A rocket is launched into the air verically is tracked by a radar station on the ground 3 km from the launch site. What is the veritcal speed of the rocket at the instant when the distance from the radar station is 5 km and this distance is increasing at a rate of 5 000km/hr ???
The height of the rocket at that time is sqrt (5^2 - 3^2) = 4 km
Let x = distance to the rocket and h = height.
x^2 = h^2 + 9
2x dx/dt = 2h dh/dt
10 * 5000 = 8 * dh/dt
dh/dt = vertical speed = 50,000/8 = 6250 km/hr
To determine the vertical speed of the rocket at the instant when the distance from the radar station is 5 km, we can use the given information about the rate at which the distance is increasing.
First, let's derive the relationship between the distance and height of the rocket. We can use the Pythagorean theorem to find the height of the rocket at that time:
x^2 = h^2 + 9
Here, x represents the distance to the rocket and h represents the height. In this case, x = 5 km and h = sqrt(5^2 - 3^2) = 4 km.

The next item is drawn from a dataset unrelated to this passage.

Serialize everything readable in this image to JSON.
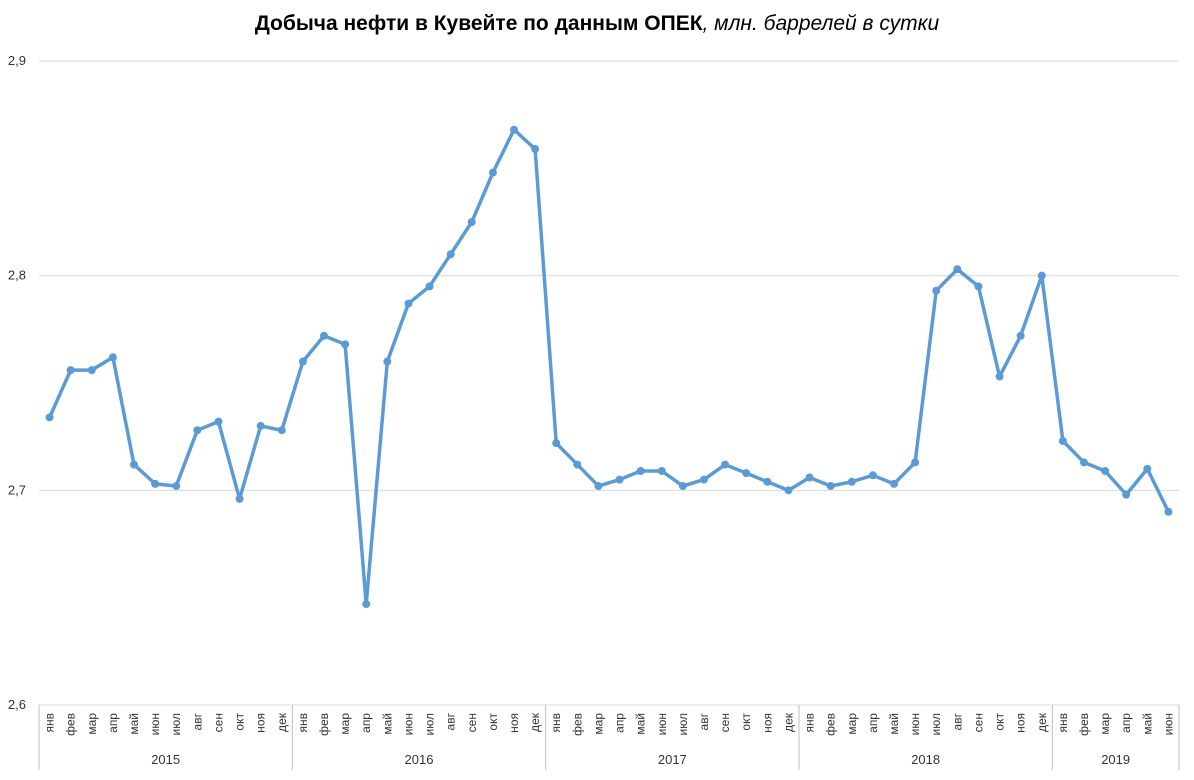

Now, let's differentiate the equation with respect to time t to find the rates of change:
2x * dx/dt = 2h * dh/dt
Since we want to find the vertical speed of the rocket (dh/dt), let's focus on that term. We know that dx/dt (the rate at which the distance is increasing) is 5000 km/hr.
So, we have:
2 * 5 * 5000 = 2 * 4 * dh/dt
Simplifying the equation:
10000 = 8 * dh/dt
Finally, solve for dh/dt, which represents the vertical speed of the rocket:
dh/dt = 10000 / 8 = 6250 km/hr
Therefore, the vertical speed of the rocket at the instant when the distance from the radar station is 5 km, and this distance is increasing at a rate of 5000 km/hr, is 6250 km/hr.